Some people claim the most efficient way to get from place to place on island is via boat, but it seems that there are even fewer boats than cars. When going off island there are ferrys, both for cars and for people. The car ferry requires that you in fact have a car, so I have to tag along with friends, usually John and Jess, if they are heading to St. Thomas for supplies. When you have a car ferry trip available, you generally buy the 6-month supply of toilet paper from Cost-u-Less. Last week three of our four car barges were down, and I'm still not clear on whether they were broken or if gas prices drove them to close for a few days; around here it was probably a combination of the two.

If you take the people ferry, say to St. Thomas, you have to rely on taxis. No one from St. John hitchhikes on "St. Trauma". There are several different kinds- the safari's, which are also called dollar taxis (they are only suppossed to cost a dollar anywhere, but I have paid two before). These are similiar to the taxis on St. John- pickup trucks that have been modified to have benches where the bed of the truck would usually be. They are open air, no seat belts. Somehow, even with 10 people in the back, the driver remembers where you said you needed to go. Safaris are easily confused with gypsy taxis- people who do not have a taxi medallion but who will stop and pick you up as if they did. These are generally not recommended. However, if you are going somewhere that a safari doesn't you might be able to negotiate a good price with a gypsy taxi. How and when you'll get there can be another story. The taxis most tourists take are the airport taxis- 15 passenger vans that have a stranglehold on St. Thomas transportation and are ridiculously expensive. I only take them when I have to get to and from the airport as safaris don't go there. They are notorious for price-gouging, but are airconditioned, which is always a plus.

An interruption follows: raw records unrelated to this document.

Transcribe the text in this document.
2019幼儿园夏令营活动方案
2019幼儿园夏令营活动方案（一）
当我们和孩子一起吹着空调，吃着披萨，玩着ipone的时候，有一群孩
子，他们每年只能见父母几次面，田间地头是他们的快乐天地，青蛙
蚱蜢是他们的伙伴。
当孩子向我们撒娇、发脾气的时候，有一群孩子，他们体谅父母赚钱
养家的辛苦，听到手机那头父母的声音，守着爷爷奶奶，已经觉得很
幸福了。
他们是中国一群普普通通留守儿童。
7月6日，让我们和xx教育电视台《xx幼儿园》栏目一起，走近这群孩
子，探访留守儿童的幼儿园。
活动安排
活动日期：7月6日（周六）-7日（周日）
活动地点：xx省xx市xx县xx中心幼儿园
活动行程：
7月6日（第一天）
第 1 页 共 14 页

You can take the ferry farther than just St. Thomas- there are also daily ferrys to Tortola and other parts of the BVI. I spent 90 minutes on the "vomit comet" to St. Croix a few months back. Vibe and I spent much of the trip out on the deck; by the time we arrived at Christianstead our arms and clothes were covered in salt from the spray of the boat. We looked "candied". Sea planes are common, but expensive. Some are quite old- models of aircraft that our grandparents would be familiar with, hopping between islands. A few weeks ago I flew Cape Air between San Juan and Charlotte Amalie- it was an 8 passenger Cessna, with a 9th passenger in the co-pilots seat. Our saftey talk was presented by the Captain, a guy named Mike who was about my age, who just turned around in his seat to tell us what to expect. I was able to watch how a plane is flown, see the panel of instruments. It was an amazing trip- we were closer to the ground than in larger commercial aircraft, so I was able to see some of the smaller islands between Puerto Rico and St. Thomas, such as Mona, that are usually obscured by clouds and distance.

Usually, though, I walk everywhere. I know that I can fit about $60 worth of grocerys in my backpack, and a gallon of water in each hand for the walk home. There are trails all over island, both official and unofficial, that you can follow to just about anywhere as long as you have your water bottle, sunblock and bugspray. Shoes are optional.